As they say: “good first time”. Both because White Noisenet of the eighties setting, is a work that forces us, shuffle the cards, to confront ourselves with today’s reality, also because right from the beginning the film transports the viewer to an anthology of the most spectacular car accidents represented from American cinema to continue with a dizzying domestic Epiphany, sealed by this epochal joke: “The family is the cradle of world disinformation”. Between a station wagon exhibition and a chili fried chicken, one wonders if sheep have the eyelashes, while the theory that the supermarket is a portal, a transitional space between living and dying is rampant.Moreover, in Baumbach’s film, Adam Driver, a university professor, with an ashen, tormented, lost gaze, holds a course in advanced Nazism. Common sense does not live here, in a title that cheerfully spins comedy, drama and satire. From the pernicious toxic cloud constituted by the deadly ” Nyodene” to “Dylar”, an off-market psychiatric drug that can alleviate death phobia. White Noise is an illustrated almanac of the contemporary Apocalypse. The references to Covid and the pandemic are not lacking like the blame directed at the capitalist mantra “produce, consume, die”, but without ranting preaching or moralistic guns.

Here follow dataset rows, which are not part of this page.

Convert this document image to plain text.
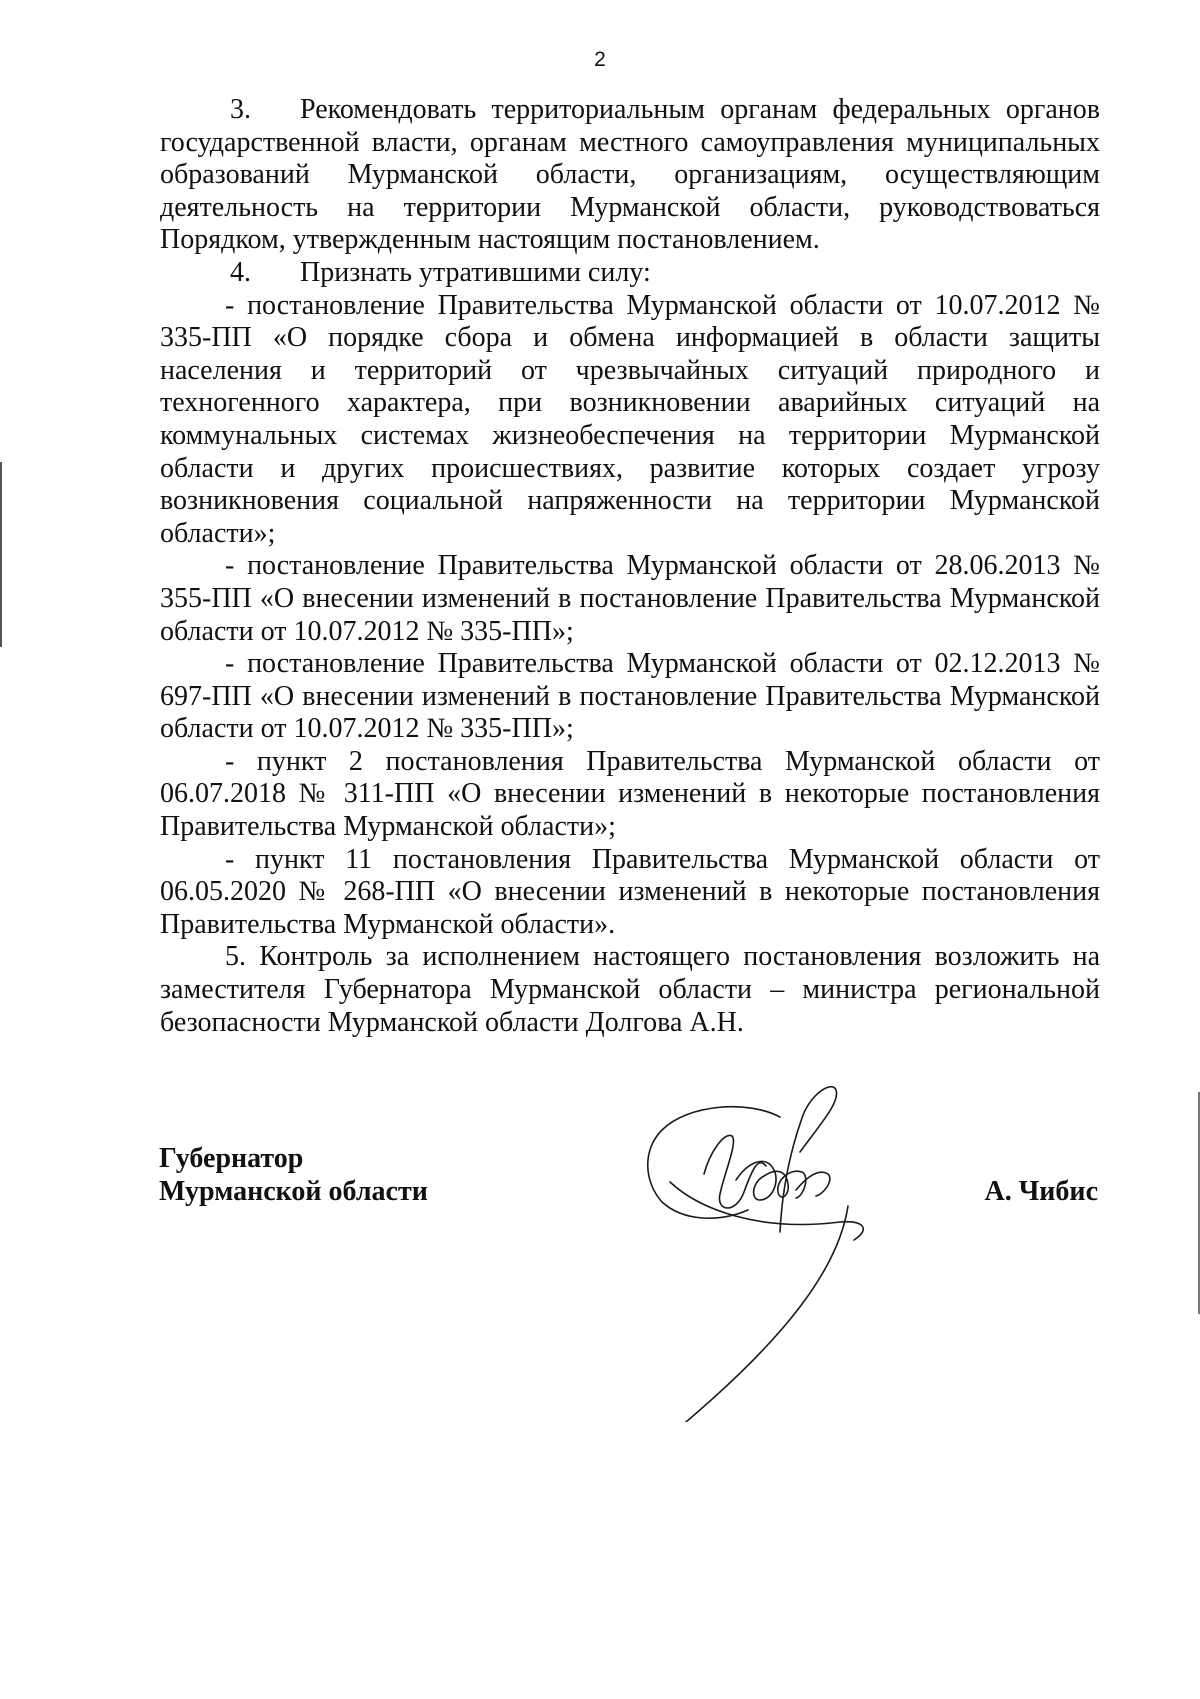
2

3. Рекомендовать территориальным органам федеральных органов государственной власти, органам местного самоуправления муниципальных образований Мурманской области, организациям, осуществляющим деятельность на территории Мурманской области, руководствоваться Порядком, утвержденным настоящим постановлением.

4. Признать утратившими силу:

- постановление Правительства Мурманской области от 10.07.2012 № 335-ПП «О порядке сбора и обмена информацией в области защиты населения и территорий от чрезвычайных ситуаций природного и техногенного характера, при возникновении аварийных ситуаций на коммунальных системах жизнеобеспечения на территории Мурманской области и других происшествиях, развитие которых создает угрозу возникновения социальной напряженности на территории Мурманской области»;

- постановление Правительства Мурманской области от 28.06.2013 № 355-ПП «О внесении изменений в постановление Правительства Мурманской области от 10.07.2012 № 335-ПП»;

- постановление Правительства Мурманской области от 02.12.2013 № 697-ПП «О внесении изменений в постановление Правительства Мурманской области от 10.07.2012 № 335-ПП»;

- пункт 2 постановления Правительства Мурманской области от 06.07.2018 № 311-ПП «О внесении изменений в некоторые постановления Правительства Мурманской области»;

- пункт 11 постановления Правительства Мурманской области от 06.05.2020 № 268-ПП «О внесении изменений в некоторые постановления Правительства Мурманской области».

5. Контроль за исполнением настоящего постановления возложить на заместителя Губернатора Мурманской области – министра региональной безопасности Мурманской области Долгова А.Н.

Губернатор
Мурманской области	А. Чибис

After all, like the protagonist, we all want to be able to kill death. And when we’re scared, we chase after strong, mythical, iconic figures. It is no coincidence that Adolf Hitler considered the masses his only wife. And in this grotesque and surreal chronicle of an announced disaster, we understand why the temptation to steal, instead of buying, to shoot, instead of talking, makes room for nightmares and paranoia. Alongside Adam Driver, Greta Gerwig (in life partner of the director of the film) proves to be the ideal interpreter to represent the evil of living in terror of the thought of the end. Of note is the performance by Lars Eidinger. After the Fassbinderian Gottfried von Schack from the series Irma Vep, the German actor once again offers us the portrait of a devalued and unforgettable borderline character. Maybe he’s right the nun who utters the line “Hell is when no one believes.” So we are left with hope at the end of the delirium, the calm after the storm in an overdose of sugarless gum and cheerio donuts. And you get lost in the rhythmic dance over the end credits. A sort of flashmob between the aisles of frozen foods and shopping trolleys. An exhilarating and, at the same time, disturbing choreography. A macabre dance, a memento mori, between shopping trolleys and queues at the checkouts. Will it be a receipt that will bury us?